Fiz anos e anos de psicanálise, sei bem que minha relação com a furadeira é apenas uma manifestação ridícula de antigos fantasmas: nunca ter aprendido a jogar futebol, ser baixinho, estar mais para Woody Allen (no mau sentido) do que para Humphrey Bogart (no único sentido), mas pouco importa. Uma hora a gente desiste de iluminar as minhocas escondidas embaixo de cada pedra, simplesmente admite que a vida é assim mesmo e toca pra frente, transformando neuroses em convicções -eis aqui uma delas, sólida como uma viga: na minha casa, quem fura sou eu!
Minha insistência no monopólio da furadeira talvez não fosse um problema se a ela não se somasse outra, digamos, idiossincrasia: uma tendência à procrastinação das tarefas domésticas que chega a ser enlouquecedora. "Enlouquecedora" para minha mulher, evidentemente. Afinal, após duas semanas na casa nova, as roupas de cama já estão no roupeiro, os sabonetes nas saboneteiras, o sal no saleiro -só os quadros continuam pelos cantos, esperando, como aviões num aeroporto fechado pelo mau tempo.

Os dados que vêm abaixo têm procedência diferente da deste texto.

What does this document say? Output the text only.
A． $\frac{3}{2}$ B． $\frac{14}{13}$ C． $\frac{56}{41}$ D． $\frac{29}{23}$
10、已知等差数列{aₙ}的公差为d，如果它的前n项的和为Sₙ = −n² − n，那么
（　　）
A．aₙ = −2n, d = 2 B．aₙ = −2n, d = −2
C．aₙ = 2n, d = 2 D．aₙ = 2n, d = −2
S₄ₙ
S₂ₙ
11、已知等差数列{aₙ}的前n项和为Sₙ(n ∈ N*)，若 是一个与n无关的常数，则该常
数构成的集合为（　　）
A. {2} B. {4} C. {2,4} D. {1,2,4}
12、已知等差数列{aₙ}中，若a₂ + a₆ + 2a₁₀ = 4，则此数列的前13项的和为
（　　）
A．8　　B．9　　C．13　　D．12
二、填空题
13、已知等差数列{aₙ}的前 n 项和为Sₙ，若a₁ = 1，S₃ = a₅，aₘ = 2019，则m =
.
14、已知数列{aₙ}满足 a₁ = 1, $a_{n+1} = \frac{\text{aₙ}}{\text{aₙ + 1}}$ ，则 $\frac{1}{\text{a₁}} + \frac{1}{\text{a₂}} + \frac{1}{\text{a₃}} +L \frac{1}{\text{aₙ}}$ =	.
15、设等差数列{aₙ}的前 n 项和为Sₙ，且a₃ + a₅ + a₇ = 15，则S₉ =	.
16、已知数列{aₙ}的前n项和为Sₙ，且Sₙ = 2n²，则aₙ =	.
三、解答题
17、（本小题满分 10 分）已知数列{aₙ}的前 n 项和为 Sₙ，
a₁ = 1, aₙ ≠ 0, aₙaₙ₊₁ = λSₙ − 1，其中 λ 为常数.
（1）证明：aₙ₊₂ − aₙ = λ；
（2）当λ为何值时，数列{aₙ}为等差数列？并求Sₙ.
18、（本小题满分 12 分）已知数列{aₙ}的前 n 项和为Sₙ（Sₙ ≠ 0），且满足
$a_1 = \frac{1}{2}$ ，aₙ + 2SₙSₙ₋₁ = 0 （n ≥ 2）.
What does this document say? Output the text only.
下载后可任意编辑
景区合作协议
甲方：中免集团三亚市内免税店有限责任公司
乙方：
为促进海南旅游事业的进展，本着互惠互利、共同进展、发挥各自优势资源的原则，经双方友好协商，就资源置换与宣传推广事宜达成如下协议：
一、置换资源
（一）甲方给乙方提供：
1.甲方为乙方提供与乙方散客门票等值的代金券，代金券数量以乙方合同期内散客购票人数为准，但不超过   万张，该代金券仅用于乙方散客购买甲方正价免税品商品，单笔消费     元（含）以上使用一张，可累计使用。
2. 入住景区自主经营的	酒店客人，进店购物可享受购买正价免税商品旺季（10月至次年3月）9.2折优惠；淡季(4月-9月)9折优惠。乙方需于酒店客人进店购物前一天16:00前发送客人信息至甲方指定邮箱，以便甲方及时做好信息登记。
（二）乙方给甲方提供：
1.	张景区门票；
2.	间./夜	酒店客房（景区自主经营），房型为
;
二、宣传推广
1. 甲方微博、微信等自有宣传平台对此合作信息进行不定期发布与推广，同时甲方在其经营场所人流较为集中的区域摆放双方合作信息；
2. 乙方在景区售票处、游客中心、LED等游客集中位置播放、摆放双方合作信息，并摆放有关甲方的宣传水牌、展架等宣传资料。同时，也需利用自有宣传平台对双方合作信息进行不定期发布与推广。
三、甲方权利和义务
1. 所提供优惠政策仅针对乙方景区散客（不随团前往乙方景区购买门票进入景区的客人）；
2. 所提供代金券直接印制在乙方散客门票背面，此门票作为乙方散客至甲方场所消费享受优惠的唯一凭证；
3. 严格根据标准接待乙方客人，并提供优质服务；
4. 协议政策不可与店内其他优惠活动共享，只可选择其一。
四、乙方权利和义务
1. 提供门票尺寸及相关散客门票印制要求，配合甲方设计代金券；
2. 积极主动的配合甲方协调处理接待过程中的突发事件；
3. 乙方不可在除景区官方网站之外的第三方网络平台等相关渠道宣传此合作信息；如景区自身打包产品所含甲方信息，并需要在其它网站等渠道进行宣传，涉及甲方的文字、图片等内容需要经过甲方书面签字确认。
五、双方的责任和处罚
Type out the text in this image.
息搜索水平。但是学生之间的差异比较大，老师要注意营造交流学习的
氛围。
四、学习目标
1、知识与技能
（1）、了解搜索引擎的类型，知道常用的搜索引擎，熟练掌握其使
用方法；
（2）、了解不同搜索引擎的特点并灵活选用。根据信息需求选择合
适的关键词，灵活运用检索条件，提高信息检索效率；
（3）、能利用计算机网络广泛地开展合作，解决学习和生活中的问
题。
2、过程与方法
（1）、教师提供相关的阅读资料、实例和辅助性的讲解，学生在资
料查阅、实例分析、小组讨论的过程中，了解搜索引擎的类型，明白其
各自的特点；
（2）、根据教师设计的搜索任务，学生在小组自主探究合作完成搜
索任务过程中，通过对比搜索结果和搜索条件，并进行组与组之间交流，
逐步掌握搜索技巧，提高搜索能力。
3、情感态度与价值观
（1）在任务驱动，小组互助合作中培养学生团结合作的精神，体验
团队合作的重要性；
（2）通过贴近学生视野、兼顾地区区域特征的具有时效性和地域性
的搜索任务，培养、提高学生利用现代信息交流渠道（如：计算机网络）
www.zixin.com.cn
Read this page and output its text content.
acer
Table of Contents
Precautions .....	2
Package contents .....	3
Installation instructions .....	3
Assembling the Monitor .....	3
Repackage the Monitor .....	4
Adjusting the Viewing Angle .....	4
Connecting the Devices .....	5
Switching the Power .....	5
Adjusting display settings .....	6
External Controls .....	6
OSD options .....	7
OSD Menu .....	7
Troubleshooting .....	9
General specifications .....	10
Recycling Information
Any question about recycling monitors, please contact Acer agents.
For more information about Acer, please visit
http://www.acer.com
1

As tormentas que alego para meu renitente atraso são o trabalho, que anda puxado, e a necessidade de priorizar tarefas mais urgentes: passar a conta de luz para nosso nome, instalar a máquina de lavar, marcar a dedetização. Diante de uma das legítimas queixas de meu amor, cheguei até a usar de um golpe baixíssimo, desses que devem ser evitados mesmo em momentos de MMA conjugal: "Decida, o que você prefere ver pelas paredes, quadros ou baratas?". Não colou. Este fim de semana receberemos alguns amigos e eu recebi um ultimato, ou faço aquilo a que me proponho ou ela tomará medidas extremas: chamará um "Marido de Aluguel".
Ora, meus caros, vocês podem dizer que sou neurótico, louco de pedra, caso de hospício, mas convenhamos: se não houvesse nos pequenos reparos domésticos toda uma simbologia, se não residisse nos pregos, parafusos, courinhos e trincos uma das últimas reservas de nossa acuada masculinidade, teriam esses trabalhadores o nome que têm? Evidente que não.
Maridos de aluguel, especuladores de curto prazo, saqueadores de pirâmides, hienas: todos eles ganhando a vida às custas da desgraça alheia. Ela que experimente chamar aqui um desses larápios. Será recebido com broca 12 -função martelete-, lança-pregos e maçarico. Na minha casa, quem fura sou eu! (Mesmo que demore um pouquinho).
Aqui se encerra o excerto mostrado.